Stephanie stared at him, her eyes narrowing slightly. “You’re right,” she said, though her voice was hushed. The tactic of someone who didn’t want to be heard. “I am the Archon.”

“But I also warned you about what that means—”

“I’m not afraid of Lucifel.” Her face took on a strange, shrewd expression, her green eyes wide and haunted. “Or that angel who just stood there while Brendan bled to death. That relic—Israfel.”

She said the name with such hatred, it was startling.

That’s right. Brendan was dead. In the sallow normality of morning, Kim had almost forgotten the blander details of the previous night. But if Angela needed any consoling—and Kim doubted she did—he wasn’t in the best position to offer it to her anymore. Besides, right now he had an insane ex-girlfriend to deal with. “Oh, you sound afraid, Stephanie.”

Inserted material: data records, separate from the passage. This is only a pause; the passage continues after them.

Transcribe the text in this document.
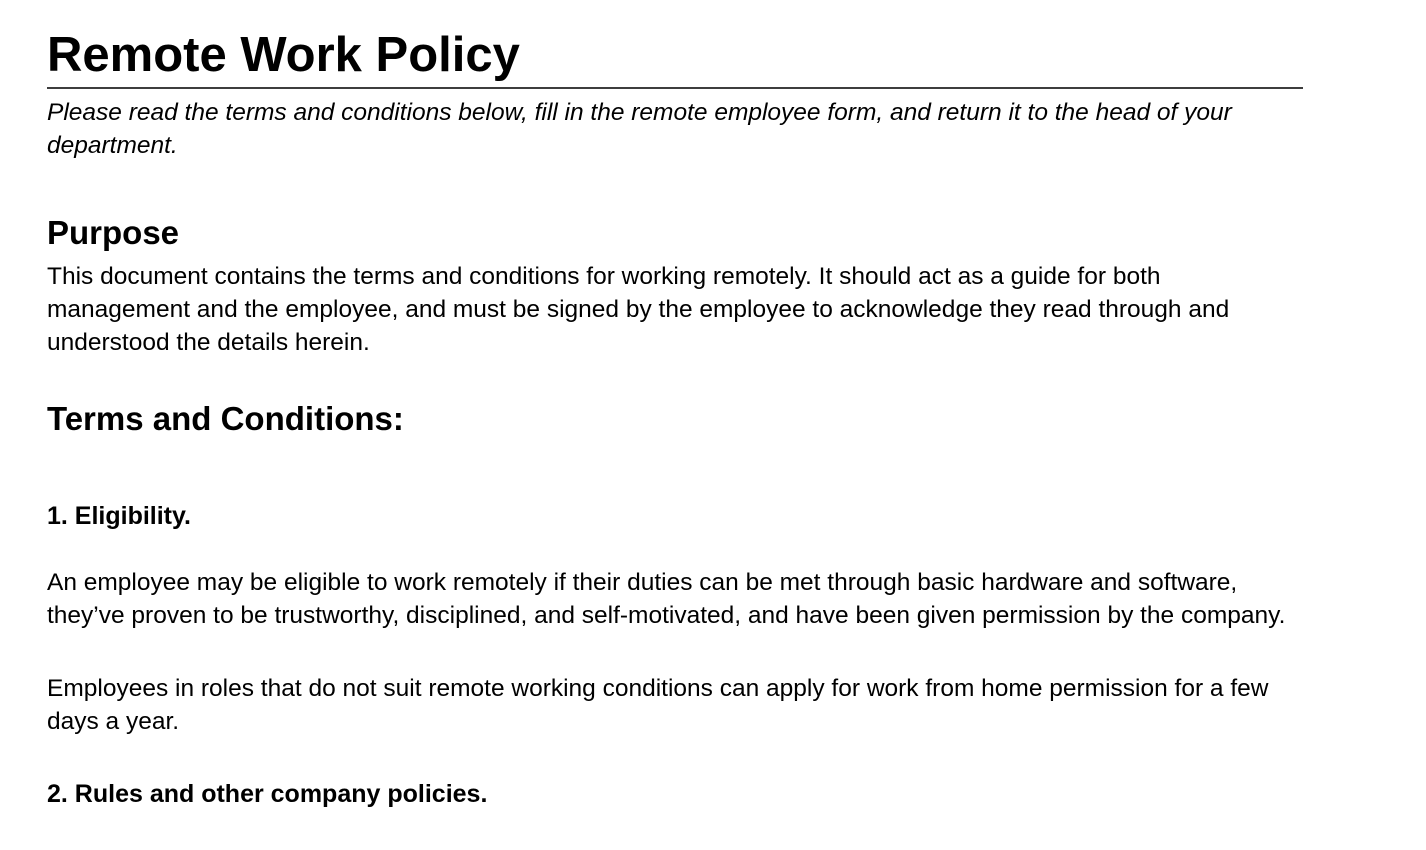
Remote Work Policy

Please read the terms and conditions below, fill in the remote employee form, and return it to the head of your department.

Purpose

This document contains the terms and conditions for working remotely. It should act as a guide for both management and the employee, and must be signed by the employee to acknowledge they read through and understood the details herein.

Terms and Conditions:
1. Eligibility.

An employee may be eligible to work remotely if their duties can be met through basic hardware and software, they’ve proven to be trustworthy, disciplined, and self-motivated, and have been given permission by the company.

Employees in roles that do not suit remote working conditions can apply for work from home permission for a few days a year.

2. Rules and other company policies.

“I just don’t like what he did to me. His kiss—”

“The way he tasted you,” he corrected her.

She shivered more visibly. “Naamah told me Israfel was dead. Now I’m sure that everyone just assumed he was.”

“Angels have a way of dropping in on you unexpectedly,” Kim said, half glancing at the window. “And always at the worst times.”

He knew it. Fury had left to tell Troy what was going on. His cousin would probably try to slash open his wrists, blaming him—not her Vapor—for forcing her into a daytime journey to rip out Stephanie’s voice box. The storm continued to darken the sky one black inch at a time, but for Troy, this was hardly dark enough.

She’d find happiness when the rain began and Luz shuddered down into the sea.

“What about my questions for a change?” he said, picking his words carefully. “Fair is only fair. That doll named Sophia.” Kim wrestled with the irritated bitterness in his tone. They’d always been like this—perfect in bed, at each other’s throats out of it. “Who is she? Israfel showed more than passing interest in her. The fact that he abducted her is even worse.”

Stephanie went rigid. “He abducted her—”

“That’s what I said.”

A delicate lick of lightning brightened the room.

Soon, it seemed to say.

Soon, Kim’s mahogany frame bed, his religious paintings, his prayer books, his collection of occult paraphernalia—they would all be destroyed.

The storm was whipping deeper into Luz, and he could only imagine the ocean waves, the swells, the forced evacuations to higher levels of the city. And with the Academy in such turmoil, and the sirens unable to sound unless the deceased archbishop said the word . . .

Thunder broke above them, and Stephanie shook her head. Then her eyes glazed over, and she found a grim expression worse than all the others, so strange it didn’t even fit her face. “Fine. Let’s play your game.” Her lips seemed to move in slow motion. “Kim, Sophia is the Book of Raziel.”

He could only stare.

This was unbelievable, a complete and absolute disaster. If Israfel opened the Book—which was apparently Sophia of all people or things—then he would have the power to crush Lucifel, to crush Hell, to remake the world however he wished. And in that world, there would be no place for Kim, possibly Angela, and certainly not for the both of them together.

“You—” He heard the murder in his voice. Every last bit of self-control was slipping from him fast. “Why did you take the Book to the cathedral?”